Mazhab menurut bahasa berasal dari kata dzahaba yang berarti pergi atau dapat juga berarti pendapat. Adapun menurut istilah mazhab artinya adalah metode yang digunakan seorang mujtahid dalam menetapkan hukum suatu peristiwa. Mazhab juga merupakan  sistem pemikiran atau pendekatan intelektual. Secara khusus, istilah ini digunakan untuk sesuatu yang berkaitan dengan aliran-aliran  dalam fiqh. Selain itu, mazhab juga diartikan sebagai jalan dan keyakinan yang diikuti. Para pakar syari’at mendefinisikan mazhab sebagai sekumpulan pemikiran mujtahid di bidang hukum-hukum syari’at yang digali dengan menggunakan dalil-dalil secara terperinci (tafshil), kaidah-kaidah dan ushul, serta memiliki keterkaitan antara satu dan lainnya, lalu dijadikan sebagai satu kesatuan. Dalam arti lain bahwa yang dimaksud dengan mazhab adalah ushul dan fiqhnya seorang mujtahid.

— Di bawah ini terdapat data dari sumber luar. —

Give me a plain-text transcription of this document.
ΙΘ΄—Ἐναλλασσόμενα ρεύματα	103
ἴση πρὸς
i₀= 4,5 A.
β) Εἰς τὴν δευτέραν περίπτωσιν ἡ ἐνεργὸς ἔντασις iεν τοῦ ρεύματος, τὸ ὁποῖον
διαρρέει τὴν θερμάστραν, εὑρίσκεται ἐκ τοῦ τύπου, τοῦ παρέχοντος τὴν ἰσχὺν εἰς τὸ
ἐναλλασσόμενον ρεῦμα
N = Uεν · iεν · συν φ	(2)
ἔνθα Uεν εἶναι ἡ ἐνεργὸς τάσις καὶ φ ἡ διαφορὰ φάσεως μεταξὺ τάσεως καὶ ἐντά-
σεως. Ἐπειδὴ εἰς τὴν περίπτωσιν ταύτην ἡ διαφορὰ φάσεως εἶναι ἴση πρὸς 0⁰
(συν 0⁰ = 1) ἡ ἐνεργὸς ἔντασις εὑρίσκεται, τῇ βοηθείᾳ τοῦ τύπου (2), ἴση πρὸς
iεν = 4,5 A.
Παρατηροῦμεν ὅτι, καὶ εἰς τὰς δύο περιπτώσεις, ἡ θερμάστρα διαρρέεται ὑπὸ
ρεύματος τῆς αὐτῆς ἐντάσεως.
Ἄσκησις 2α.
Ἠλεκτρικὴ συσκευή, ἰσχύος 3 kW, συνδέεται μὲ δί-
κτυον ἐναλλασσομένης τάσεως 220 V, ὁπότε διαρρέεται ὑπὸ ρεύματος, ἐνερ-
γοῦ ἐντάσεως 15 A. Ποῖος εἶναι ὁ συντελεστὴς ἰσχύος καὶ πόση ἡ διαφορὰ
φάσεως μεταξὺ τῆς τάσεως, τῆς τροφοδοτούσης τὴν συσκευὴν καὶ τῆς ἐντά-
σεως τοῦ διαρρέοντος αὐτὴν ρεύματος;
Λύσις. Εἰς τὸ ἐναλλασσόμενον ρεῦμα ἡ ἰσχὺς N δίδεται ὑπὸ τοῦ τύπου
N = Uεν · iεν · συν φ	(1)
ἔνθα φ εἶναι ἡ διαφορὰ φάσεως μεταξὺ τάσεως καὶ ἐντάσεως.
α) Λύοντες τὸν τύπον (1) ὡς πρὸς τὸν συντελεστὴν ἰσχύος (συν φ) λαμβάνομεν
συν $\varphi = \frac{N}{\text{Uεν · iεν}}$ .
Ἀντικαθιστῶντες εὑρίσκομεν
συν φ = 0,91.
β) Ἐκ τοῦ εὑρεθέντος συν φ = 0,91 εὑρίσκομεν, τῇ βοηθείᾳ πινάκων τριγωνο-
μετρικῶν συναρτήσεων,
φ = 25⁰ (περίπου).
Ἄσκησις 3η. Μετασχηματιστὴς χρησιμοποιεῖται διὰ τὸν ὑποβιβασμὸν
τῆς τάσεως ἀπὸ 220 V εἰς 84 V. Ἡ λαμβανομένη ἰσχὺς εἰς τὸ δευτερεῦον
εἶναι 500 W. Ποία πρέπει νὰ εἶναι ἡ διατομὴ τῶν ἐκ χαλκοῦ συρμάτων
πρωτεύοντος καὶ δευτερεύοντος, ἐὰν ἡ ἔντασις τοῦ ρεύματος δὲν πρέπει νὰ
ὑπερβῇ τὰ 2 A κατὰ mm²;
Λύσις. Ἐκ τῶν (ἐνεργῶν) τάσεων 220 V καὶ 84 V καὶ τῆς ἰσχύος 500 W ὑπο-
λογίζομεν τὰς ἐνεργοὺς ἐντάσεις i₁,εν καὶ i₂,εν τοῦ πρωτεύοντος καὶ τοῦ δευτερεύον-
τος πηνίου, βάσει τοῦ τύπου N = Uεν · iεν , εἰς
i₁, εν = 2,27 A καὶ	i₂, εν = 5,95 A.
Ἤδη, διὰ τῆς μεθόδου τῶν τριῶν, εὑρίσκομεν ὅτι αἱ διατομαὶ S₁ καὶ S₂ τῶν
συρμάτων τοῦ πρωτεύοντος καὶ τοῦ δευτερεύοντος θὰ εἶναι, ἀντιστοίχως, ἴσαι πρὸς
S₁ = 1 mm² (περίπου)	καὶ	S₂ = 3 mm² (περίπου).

Mazhab Syafi’i ialah sekumpulan pemikiran Imam Syafi’i di bidang hukum-hukum syari’at. Dalam arti lain bahwa yang dimaksud dengan mazhab Syafi’i adalah ushul dan fiqhnya Imam Syafi’i. Nama lengkap Imam Syafi’i adalah Muhammad ibn Idris ibn al-Abbas ibn Asy-Safi’I ibn As-Sa’ib ibn ‘Ubaid ibn ‘Abduyazid ibn Muthalib ibn ‘Abdumanaf. Muthalib adalah saudara kandung Hasyim ibn ‘Abdumanaf. Sedangkan Hasyim adalah ayah ‘Abdul Muthalib kakek Nabi Muhammad saw. Imam Syafi’i lahir di Gaza (Palestina) bagian selatan dari Palestina pada tahun 150 H, pertengahan abad kedua Hijriyah. Ada juga ahli sejarah mengatakan bahwa ia lahir di Asqalan, tetapi kedua perkataan ini tidak berbeda karena Gaza dahulunya adalah daerah Asqalan. Ibu Imam Syafi’i adalah cucu perempuan dari saudara perempuan Fatimah binti ‘Asad, ibu Imam ‘Ali ibn Abi Thalib. Imam Syafi’i adalah orang Quraisy dari bani Muthalib dan ibunya berasal dari suku Azdi berdasarkan pendapat yang sahih. Ayahnya termasuk miskin dan sering meninggalkan Makkah untuk mencari penghidupan yang lebih. Kemudian ayahnya meninggal dunia di Gaza, yaitu dua tahun setelah Imam Syafi’i lahir.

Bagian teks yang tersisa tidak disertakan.